Più che dai nobili, rimasi colpita soprattutto da quei cavalli così possenti e forti, chiedendomi se avessero potuto volare. Probabilmente il nano o il folletto che guidava la biga lo sapeva, comunque non osai chiedere. Per qualche minuto, rimasi ad osservare i demoni che scendevano e si aggregavano alla folla, che già si era creata intorno alla strada principale della città.

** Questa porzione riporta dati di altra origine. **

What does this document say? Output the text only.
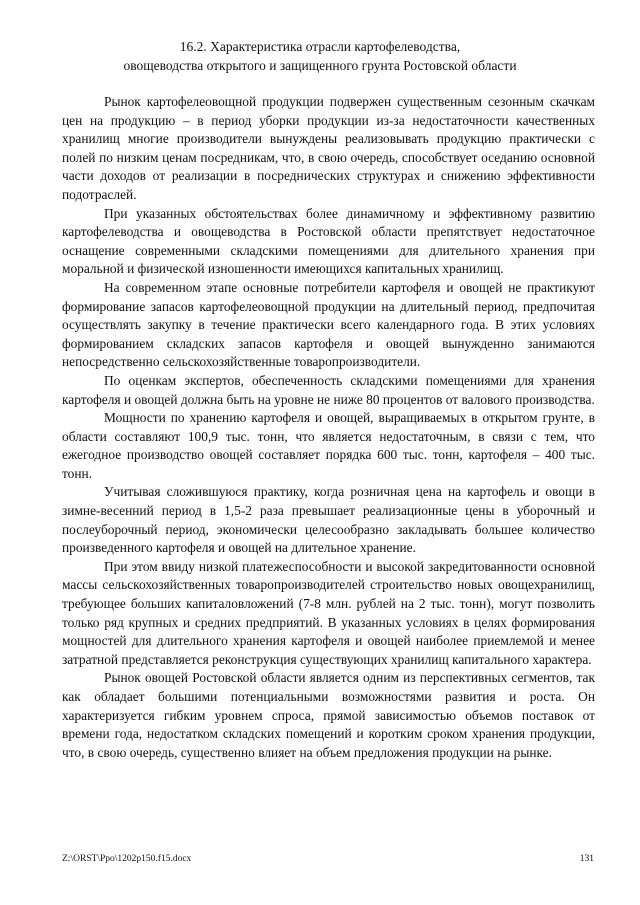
16.2. Характеристика отрасли картофелеводства,
овощеводства открытого и защищенного грунта Ростовской области

Рынок картофелеовощной продукции подвержен существенным сезонным скачкам цен на продукцию – в период уборки продукции из-за недостаточности качественных хранилищ многие производители вынуждены реализовывать продукцию практически с полей по низким ценам посредникам, что, в свою очередь, способствует оседанию основной части доходов от реализации в посреднических структурах и снижению эффективности подотраслей.

При указанных обстоятельствах более динамичному и эффективному развитию картофелеводства и овощеводства в Ростовской области препятствует недостаточное оснащение современными складскими помещениями для длительного хранения при моральной и физической изношенности имеющихся капитальных хранилищ.

На современном этапе основные потребители картофеля и овощей не практикуют формирование запасов картофелеовощной продукции на длительный период, предпочитая осуществлять закупку в течение практически всего календарного года. В этих условиях формированием складских запасов картофеля и овощей вынужденно занимаются непосредственно сельскохозяйственные товаропроизводители.

По оценкам экспертов, обеспеченность складскими помещениями для хранения картофеля и овощей должна быть на уровне не ниже 80 процентов от валового производства.

Мощности по хранению картофеля и овощей, выращиваемых в открытом грунте, в области составляют 100,9 тыс. тонн, что является недостаточным, в связи с тем, что ежегодное производство овощей составляет порядка 600 тыс. тонн, картофеля – 400 тыс. тонн.

Учитывая сложившуюся практику, когда розничная цена на картофель и овощи в зимне-весенний период в 1,5-2 раза превышает реализационные цены в уборочный и послеуборочный период, экономически целесообразно закладывать большее количество произведенного картофеля и овощей на длительное хранение.

При этом ввиду низкой платежеспособности и высокой закредитованности основной массы сельскохозяйственных товаропроизводителей строительство новых овощехранилищ, требующее больших капиталовложений (7-8 млн. рублей на 2 тыс. тонн), могут позволить только ряд крупных и средних предприятий. В указанных условиях в целях формирования мощностей для длительного хранения картофеля и овощей наиболее приемлемой и менее затратной представляется реконструкция существующих хранилищ капитального характера.

Рынок овощей Ростовской области является одним из перспективных сегментов, так как обладает большими потенциальными возможностями развития и роста. Он характеризуется гибким уровнем спроса, прямой зависимостью объемов поставок от времени года, недостатком складских помещений и коротким сроком хранения продукции, что, в свою очередь, существенно влияет на объем предложения продукции на рынке.

Z:\ORST\Ppo\1202p150.f15.docx	131
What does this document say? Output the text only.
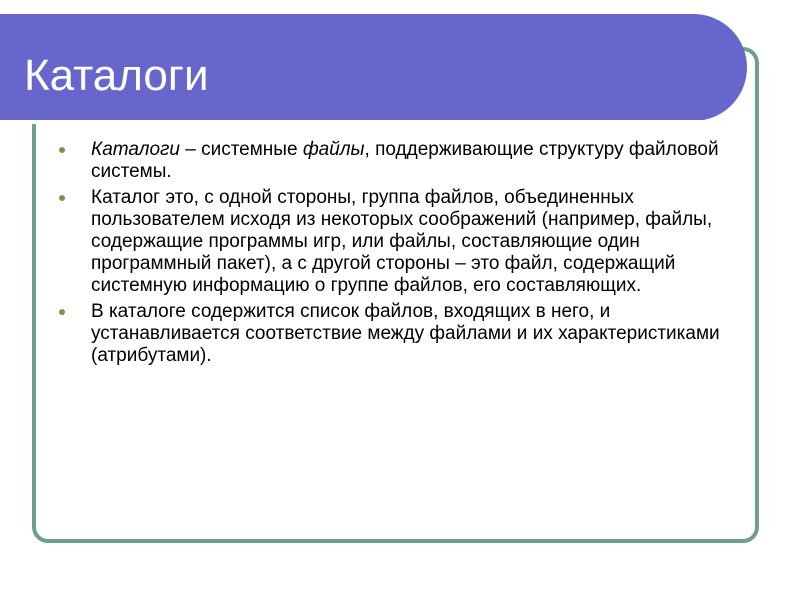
Каталоги
Каталоги – системные файлы, поддерживающие структуру файловой системы.
Каталог это, с одной стороны, группа файлов, объединенных пользователем исходя из некоторых соображений (например, файлы, содержащие программы игр, или файлы, составляющие один программный пакет), а с другой стороны – это файл, содержащий системную информацию о группе файлов, его составляющих.
В каталоге содержится список файлов, входящих в него, и устанавливается соответствие между файлами и их характеристиками (атрибутами).
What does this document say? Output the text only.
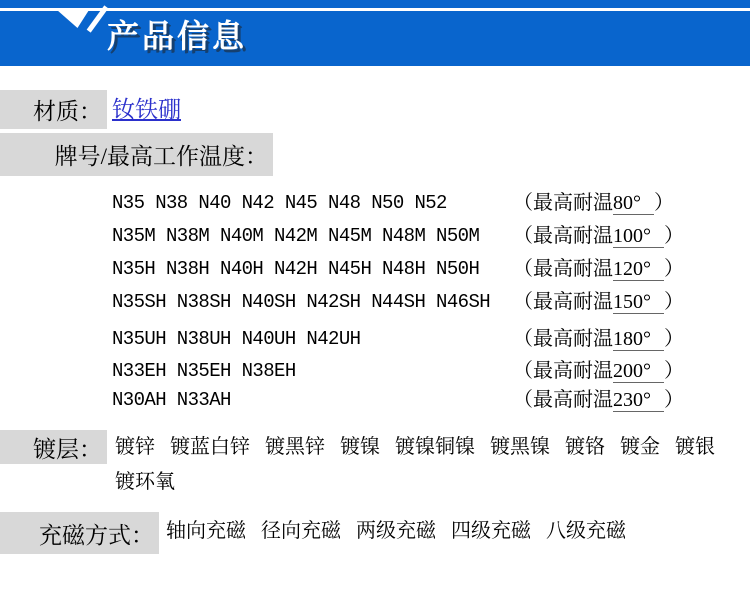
产品信息
材质： 钕铁硼
牌号/最高工作温度：
N35 N38 N40 N42 N45 N48 N50 N52	（最高耐温80° ）
N35M N38M N40M N42M N45M N48M N50M （最高耐温100° ）
N35H N38H N40H N42H N45H N48H N50H （最高耐温120° ）
N35SH N38SH N40SH N42SH N44SH N46SH （最高耐温150° ）
N35UH N38UH N40UH N42UH	（最高耐温180° ）
N33EH N35EH N38EH	（最高耐温200° ）
N30AH N33AH	（最高耐温230° ）
镀层： 镀锌   镀蓝白锌   镀黑锌   镀镍   镀镍铜镍   镀黑镍   镀铬   镀金   镀银
镀环氧
充磁方式： 轴向充磁   径向充磁   两级充磁   四级充磁   八级充磁
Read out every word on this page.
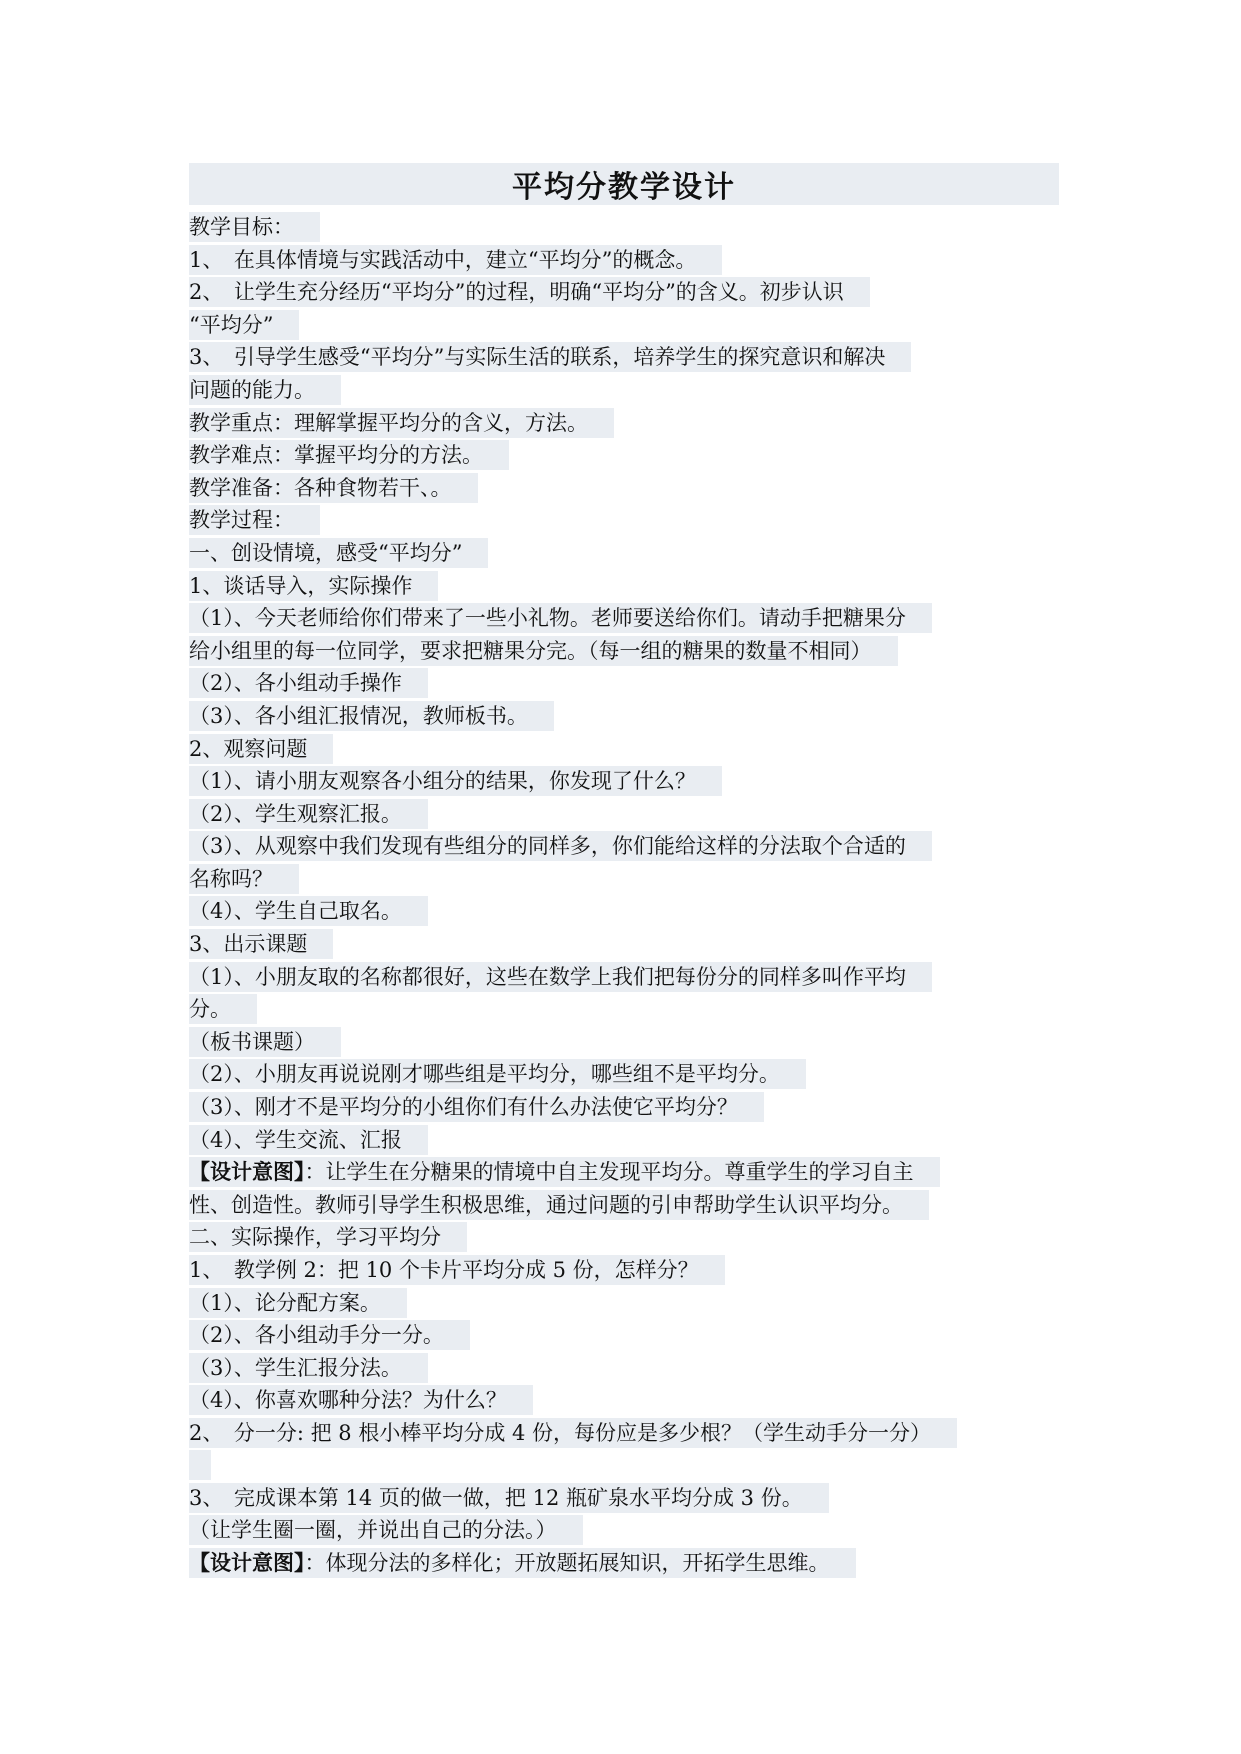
平均分教学设计
教学目标：
1、　在具体情境与实践活动中，建立“平均分”的概念。
2、　让学生充分经历“平均分”的过程，明确“平均分”的含义。初步认识
“平均分”
3、　引导学生感受“平均分”与实际生活的联系，培养学生的探究意识和解决
问题的能力。
教学重点：理解掌握平均分的含义，方法。
教学难点：掌握平均分的方法。
教学准备：各种食物若干、。
教学过程：
一、创设情境，感受“平均分”
1、谈话导入，实际操作
（1）、今天老师给你们带来了一些小礼物。老师要送给你们。请动手把糖果分
给小组里的每一位同学，要求把糖果分完。（每一组的糖果的数量不相同）
（2）、各小组动手操作
（3）、各小组汇报情况，教师板书。
2、观察问题
（1）、请小朋友观察各小组分的结果，你发现了什么？
（2）、学生观察汇报。
（3）、从观察中我们发现有些组分的同样多，你们能给这样的分法取个合适的
名称吗？
（4）、学生自己取名。
3、出示课题
（1）、小朋友取的名称都很好，这些在数学上我们把每份分的同样多叫作平均
分。
（板书课题）
（2）、小朋友再说说刚才哪些组是平均分，哪些组不是平均分。
（3）、刚才不是平均分的小组你们有什么办法使它平均分？
（4）、学生交流、汇报
【设计意图】：让学生在分糖果的情境中自主发现平均分。尊重学生的学习自主
性、创造性。教师引导学生积极思维，通过问题的引申帮助学生认识平均分。
二、实际操作，学习平均分
1、　教学例 2：把 10 个卡片平均分成 5 份，怎样分？
（1）、论分配方案。
（2）、各小组动手分一分。
（3）、学生汇报分法。
（4）、你喜欢哪种分法？为什么？
2、　分一分: 把 8 根小棒平均分成 4 份，每份应是多少根？（学生动手分一分）
3、　完成课本第 14 页的做一做，把 12 瓶矿泉水平均分成 3 份。
（让学生圈一圈，并说出自己的分法。）
【设计意图】：体现分法的多样化；开放题拓展知识，开拓学生思维。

Rinnovai la convinzione che la vecchiaia non doveva essere una caratteristica di quelle creature. Erano tutti bellissimi, con la pelle vellutata e i tratti delicati. Non assomigliavano alle miniature sui libri di storia, che li ritraevano come mosti orripilanti. Solo i cocchieri erano bruttini, goffi e alle volte gobbi. Capì dunque che essi non fossero demoni, bensì prigionieri di guerra, tenuti legati alla biga da fili magici che li bloccavano le caviglie. Erano creature inferiori che abitavano le regioni confinanti, come troll, nani, folletti ed elfi. Notai diversi schiavi di quelle etnie, trascinati da un lato all’altro della città con enormi carichi sulle spalle. Troppo deboli per ribellarsi, accettavano le angherie dei prepotenti demoni che invadevano i loro villaggi per catturare nuovi servi. Fra di loro vidi anche degli umani, sicuramente prigionieri di una qualche battaglia.
Pensai di poter riscrivere i libri di storia, una volta tornata a casa.
Mi avrebbero pagato milioni per sapere come realmente vivevano i demoni. Le bugie del Concilio non sarebbero state le uniche verità, ci sarebbero state le mie storie a contestarle. I veri racconti della sola che era andata e tornata viva dalla parata della famiglia reale.
Questo mi ricordò che stavo per perdermi il passaggio dei regnanti. Scattai in piedi, prendendo a spingere fra la folla per raggiungere le prime file. Ero uno scricciolo e non mi fu difficile passare per le strette fessure che i visitatori avevano lasciato.
Riuscì facilmente a trovarmi davanti, giusto in tempo per il passaggio della cavalleria.
Sotto i miei occhi attoniti, sfilavano centinaia di cavalli cavalcati da soldati in armatura, bellissimi. Tutti tenevano in mano lo stendardo della casa reale ed io mi persi in quei disegni complicati ed intricati. Anche la bandiera era a sfondo nero. Vi era disegnato in bianco un drago feroce legato da rovi e sopra di esso un’ala. Essa era disegnata in blu, che contrastava i rovi rossi come il sangue. Non pareva né quella di una fata o di un angelo, bensì era più l’ala di un diavolo. Molto più possente e grande di quella che avevano i cavalli ma comunque da diavolo.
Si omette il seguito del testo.